Refer to Fastest Inverse Square Root on iPhone
I need do a "Fastest Inverse Square Root" on iPhone iOS Swift, which is supposed to be faster than 1/sqrt(float).
How do I do it?
In embedded C programming, it is:
// Fast inverse square-root
// See: http://en.wikipedia.org/wiki/Fast_inverse_square_root
func invSqrt(x: Float) -> Float {
var halfx : Float = 0.5 * x
var y : Float = x
long i = *(long*)&y
i = 0x5f3759df - (i>>1)
y = *(float*)&i
y = y * (1.5 - (halfx * y * y))
return y
}
The only tricky part is how to do the forced conversions between floating
point numbers and integer types, and the easiest way is to use
memcpy():
// Fast inverse square-root
// See: http://en.wikipedia.org/wiki/Fast_inverse_square_root
func invSqrt(x: Float) -> Float {
let halfx = 0.5 * x
var y = x
var i : Int32 = 0
memcpy(&i, &y, 4)
i = 0x5f3759df - (i >> 1)
memcpy(&y, &i, 4)
y = y * (1.5 - (halfx * y * y))
return y
}
I made some performance tests on an iPhone 6s with 1.000.000 random
floating point numbers in the range 0 ... 1000, and it turned out
that invSqrt(x) is about 40% faster than 1.0/sqrt(x).
The maximal relative error was below 0.176%, confirming the bound in the Wikipedia article.
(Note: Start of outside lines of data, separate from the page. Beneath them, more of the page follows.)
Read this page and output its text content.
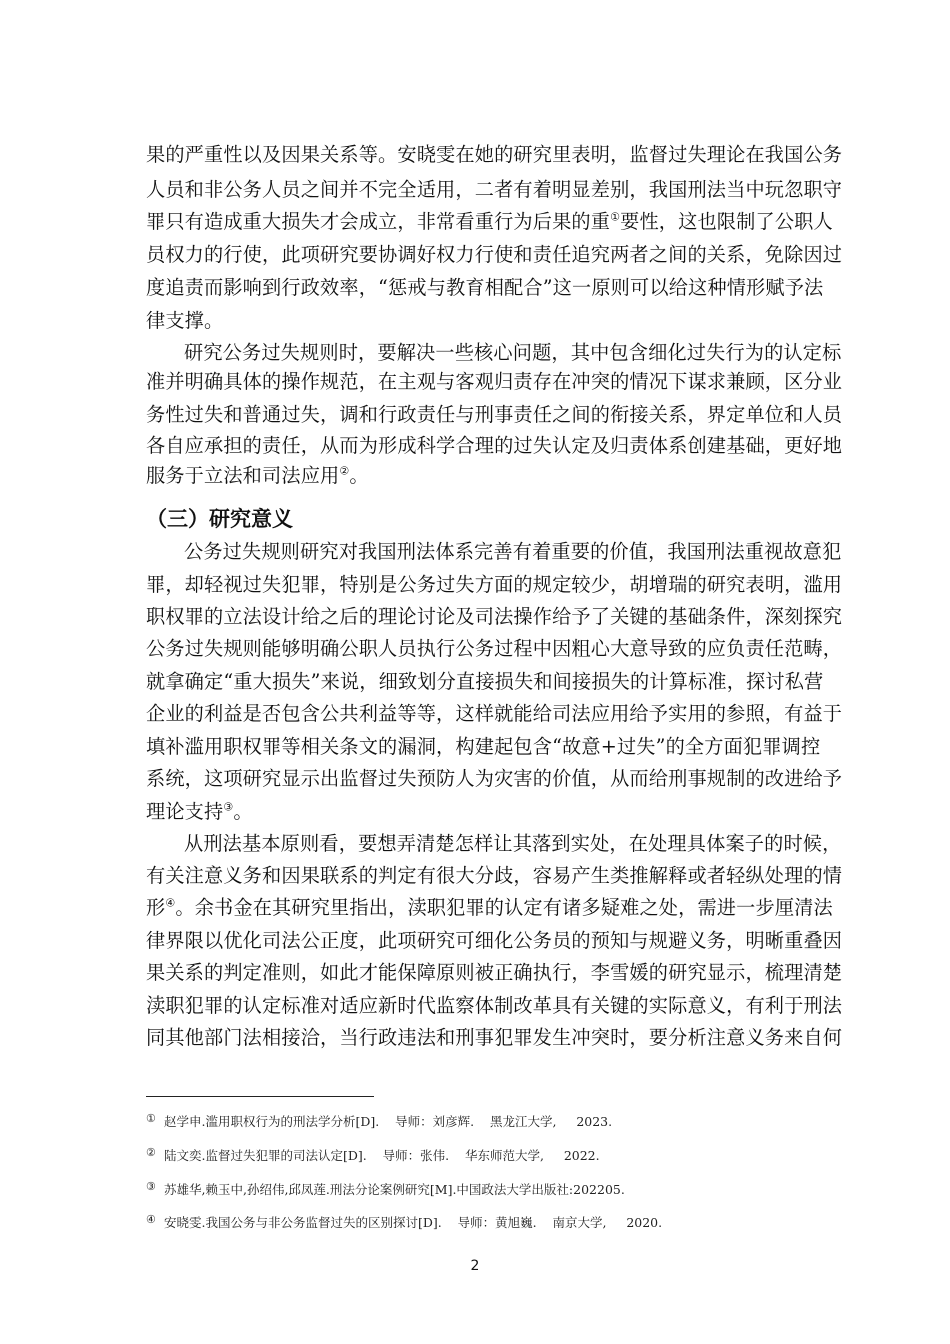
果的严重性以及因果关系等。安晓雯在她的研究里表明，监督过失理论在我国公务
人员和非公务人员之间并不完全适用，二者有着明显差别，我国刑法当中玩忽职守
罪只有造成重大损失才会成立，非常看重行为后果的重①要性，这也限制了公职人
员权力的行使，此项研究要协调好权力行使和责任追究两者之间的关系，免除因过
度追责而影响到行政效率，“惩戒与教育相配合”这一原则可以给这种情形赋予法
律支撑。
研究公务过失规则时，要解决一些核心问题，其中包含细化过失行为的认定标
准并明确具体的操作规范，在主观与客观归责存在冲突的情况下谋求兼顾，区分业
务性过失和普通过失，调和行政责任与刑事责任之间的衔接关系，界定单位和人员
各自应承担的责任，从而为形成科学合理的过失认定及归责体系创建基础，更好地
（三）研究意义
公务过失规则研究对我国刑法体系完善有着重要的价值，我国刑法重视故意犯
罪，却轻视过失犯罪，特别是公务过失方面的规定较少，胡增瑞的研究表明，滥用
职权罪的立法设计给之后的理论讨论及司法操作给予了关键的基础条件，深刻探究
公务过失规则能够明确公职人员执行公务过程中因粗心大意导致的应负责任范畴，
就拿确定“重大损失”来说，细致划分直接损失和间接损失的计算标准，探讨私营
企业的利益是否包含公共利益等等，这样就能给司法应用给予实用的参照，有益于
填补滥用职权罪等相关条文的漏洞，构建起包含“故意+过失”的全方面犯罪调控
系统，这项研究显示出监督过失预防人为灾害的价值，从而给刑事规制的改进给予
理论支持③。
从刑法基本原则看，要想弄清楚怎样让其落到实处，在处理具体案子的时候，
有关注意义务和因果联系的判定有很大分歧，容易产生类推解释或者轻纵处理的情
形④。余书金在其研究里指出，渎职犯罪的认定有诸多疑难之处，需进一步厘清法
律界限以优化司法公正度，此项研究可细化公务员的预知与规避义务，明晰重叠因
果关系的判定准则，如此才能保障原则被正确执行，李雪媛的研究显示，梳理清楚
① 赵学申.滥用职权行为的刑法学分析[D].    导师：刘彦辉.    黑龙江大学,     2023.
② 陆文奕.监督过失犯罪的司法认定[D].    导师：张伟.    华东师范大学,     2022.
③ 苏雄华,赖玉中,孙绍伟,邱凤莲.刑法分论案例研究[M].中国政法大学出版社:202205.
④ 安晓雯.我国公务与非公务监督过失的区别探讨[D].    导师：黄旭巍.    南京大学,     2020.
2
服务于立法和司法应用②。
渎职犯罪的认定标准对适应新时代监察体制改革具有关键的实际意义，有利于刑法
同其他部门法相接洽，当行政违法和刑事犯罪发生冲突时，要分析注意义务来自何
I also made a test with vvrsqrtf from the
Accelerate framework, but this was actually slower than
calling 1.0/sqrt(x), at least when called with single floating
point numbers.
As of Swift 3, memcpy() can be replaced by the bitPattern:
method of Float and the corresponding constructor from UInt32:
func invSqrt(x: Float) -> Float {
let halfx = 0.5 * x
var i = x.bitPattern
i = 0x5f3759df - (i >> 1)
var y = Float(bitPattern: i)
y = y * (1.5 - (halfx * y * y))
return y
}